Disruption / inversion

1. L'innovation ne relève pas toujours de la haute technologie

1.3. Le cycle de l'industrie

La notion d’innovation disruptive a été proposée par Clay Christensen il y a une dizaine d’années pour préciser comment de nouveaux entrants peuvent remettre en cause la structure d’une industrie, notamment en contestant la domination des firmes leaders et en renouvelant profondément la façon de concevoir un produit ou un service.

L’innovation dans le cycle d’une industrie (le modèle d’Abernathy-Utterback)

Cette approche est complémentaire de l’analyse du cycle d’une industrie proposée par William Abernathy et James Utterback en terme de design dominant. Ce modèle se centrait sur l’émergence d’une nouvelle industrie suite à l’apparition d’un nouveau produit (comme l’automobile à la fin du 19ème siècle).

Schématiquement, l’idée est la suivante : au démarrage d’un nouveau type de produit ou service, les firmes explorent de multiples solutions techniques alternatives (comme le véhicule électrique, à vapeur ou à moteur à explosion). Dans cette phase dite de fluidité, de nombreuses entreprises rivalisent en proposant des solutions nouvelles alternatives. De cette exploration tous azimuts émerge une architecture de produit qui va s’imposer et vers laquelle toutes les entreprises vont converger. C’est ce qu’on appelle le design dominant (comme le moteur à explosion dans le cas de l’automobile).

Une fois l’architecture du produit stabilisé, l’innovation de produit diminue progressivement pour se limiter à des améliorations du design dominant (la sustaining innovation à la Christensen).

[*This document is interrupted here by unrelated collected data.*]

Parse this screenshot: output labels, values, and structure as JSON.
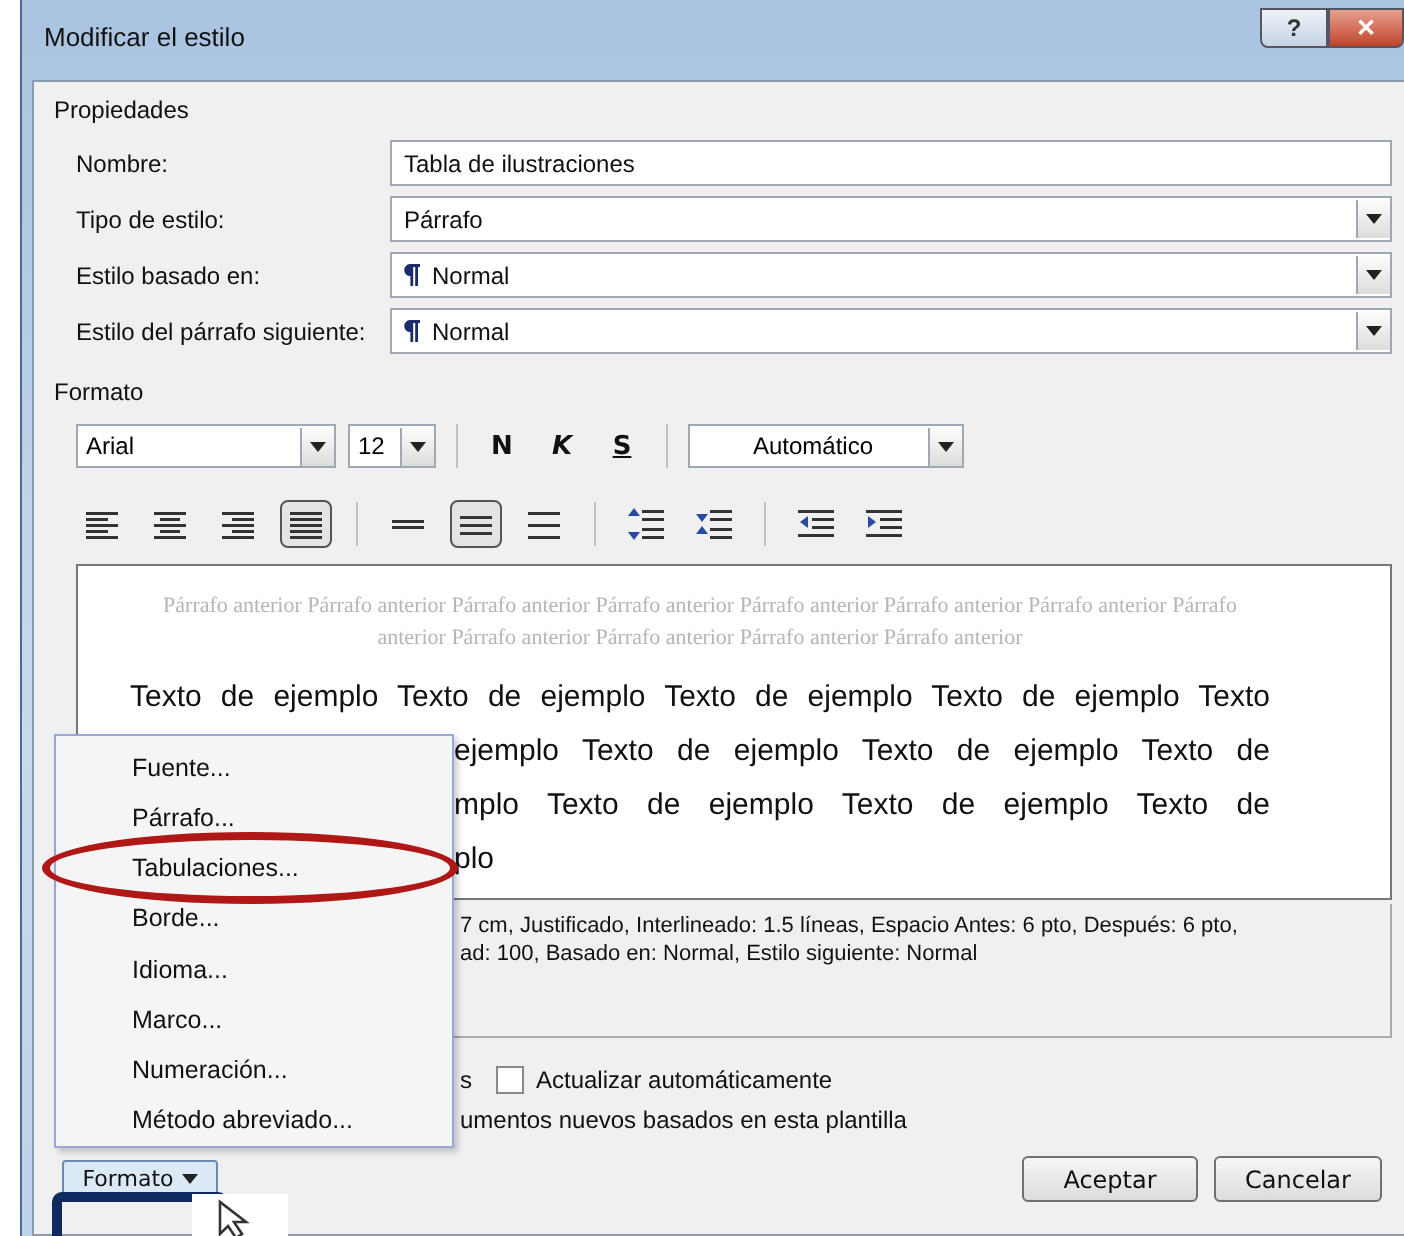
{
  "window": {
    "title": "Modificar el estilo",
    "controls": [
      {
        "kind": "help",
        "label": "?"
      },
      {
        "kind": "close",
        "label": "✕"
      }
    ]
  },
  "properties": {
    "heading": "Propiedades",
    "fields": [
      {
        "label": "Nombre:",
        "kind": "text",
        "value": "Tabla de ilustraciones"
      },
      {
        "label": "Tipo de estilo:",
        "kind": "select",
        "value": "Párrafo",
        "pilcrow": false
      },
      {
        "label": "Estilo basado en:",
        "kind": "select",
        "value": "Normal",
        "pilcrow": true
      },
      {
        "label": "Estilo del párrafo siguiente:",
        "kind": "select",
        "value": "Normal",
        "pilcrow": true
      }
    ]
  },
  "format": {
    "heading": "Formato",
    "font": "Arial",
    "size": "12",
    "styles": [
      {
        "kind": "bold",
        "label": "N"
      },
      {
        "kind": "italic",
        "label": "K"
      },
      {
        "kind": "underline",
        "label": "S"
      }
    ],
    "font_color": "Automático",
    "paragraph_buttons": [
      {
        "kind": "align-left",
        "selected": false
      },
      {
        "kind": "align-center",
        "selected": false
      },
      {
        "kind": "align-right",
        "selected": false
      },
      {
        "kind": "justify",
        "selected": true
      },
      {
        "kind": "single",
        "selected": false
      },
      {
        "kind": "one-half",
        "selected": true
      },
      {
        "kind": "double",
        "selected": false
      },
      {
        "kind": "space-up",
        "selected": false
      },
      {
        "kind": "space-down",
        "selected": false
      },
      {
        "kind": "outdent",
        "selected": false
      },
      {
        "kind": "indent",
        "selected": false
      }
    ]
  },
  "preview": {
    "previous": [
      "Párrafo anterior Párrafo anterior Párrafo anterior Párrafo anterior Párrafo anterior Párrafo anterior Párrafo anterior Párrafo",
      "anterior Párrafo anterior Párrafo anterior Párrafo anterior Párrafo anterior"
    ],
    "sample": [
      {
        "text": "Texto de ejemplo Texto de ejemplo Texto de ejemplo Texto de ejemplo Texto",
        "covered": false,
        "last": false
      },
      {
        "text": "ejemplo Texto de ejemplo Texto de ejemplo Texto de",
        "covered": true,
        "last": false
      },
      {
        "text": "mplo Texto de ejemplo Texto de ejemplo Texto de",
        "covered": true,
        "last": false
      },
      {
        "text": "plo",
        "covered": true,
        "last": true
      }
    ]
  },
  "description": [
    "7 cm, Justificado, Interlineado:  1.5 líneas, Espacio Antes:  6 pto, Después:  6 pto,",
    "ad: 100, Basado en: Normal, Estilo siguiente: Normal"
  ],
  "options": {
    "prefix": "s",
    "auto_update": {
      "label": "Actualizar automáticamente",
      "checked": false
    },
    "new_docs": "umentos nuevos basados en esta plantilla"
  },
  "buttons": {
    "format": "Formato",
    "ok": "Aceptar",
    "cancel": "Cancelar"
  },
  "menu": [
    {
      "label": "Fuente..."
    },
    {
      "label": "Párrafo..."
    },
    {
      "label": "Tabulaciones..."
    },
    {
      "label": "Borde..."
    },
    {
      "label": "Idioma..."
    },
    {
      "label": "Marco..."
    },
    {
      "label": "Numeración..."
    },
    {
      "label": "Método abreviado..."
    }
  ],
  "annotations": {
    "ellipse": true,
    "box": true,
    "cursor": true
  }
}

La concurrence va se déplacer de la qualité vers les prix.

Ce qui est essentiel pour les firmes devient la maîtrise des coûts de fabrication avec des innovations qui se déplacent dans le processus jusqu’à ce qu’une façon de produire s’impose comme la chaîne d’assemblage de Ford ou la firme multidivisionnelle de General Motors pour l’automobile. A nouveau l’innovation de process (ou organisationnelle) va décliner. Dans cette représentation, fortement inspirée par l’étude historique de l’innovation dans l’industrie automobile des Etats-Unis par Abernathy, l’industrie tend vers une phase dite de maturité où l’innovation devient marginale.

C’était bien le cas aux Etats-Unis dans l’après 2nde guerre mondiale : les changements annuels de modèle se focalisaient sur des modifications mineures, essentiellement esthétiques. Mais au moment de la publication de l’ouvrage d’Abernathy en 1978, voilà que l’innovation redémarre et l’industrie automobile mondiale est bousculée par l’invasion des petites voitures produites par les constructeurs japonais, Toyota, Honda et autres Nissan jusqu’au cœur du marché nord-américain. Ceci conduit Abernathy à introduire le concept de dé-maturité d’une industrie. Cela se poursuit par la montée en gamme des constructeurs japonais qui vont jusqu’à proposer leurs propres marques de luxe comme Lexus pour Toyota.

L’interprétation théorique d’un tel scénario : de nouveaux entrants attaquent le marché par le bas (ici les petites voitures), puis remontent en gamme pour remettre en cause le leadership des firmes installées (ici GM dépassé par Toyota) a été proposée par Clay Christensen.

Références :

Abernathy W.J., The Productivity Dilemma. Roadblock to Innovation in the Automobile Industry, The John Hopkins Press, 1978.

Utterback J.M. and W.J. Abernathy, « A Dynamic Model of Product and Process Innovation », Omega, Vol.3, No.6, 1975, pp. 639-656

Roth F., « W.J. Abernathy et J.M. Utterback - Le cycle des innovations technologiques »

Les grands auteurs en management de l'innovation et de la créativité, coordonné par Th. Burger-Helmchen, C. Hussler et P. Cohendet, Éditions EMS, Paris, 2016, pp.103-120.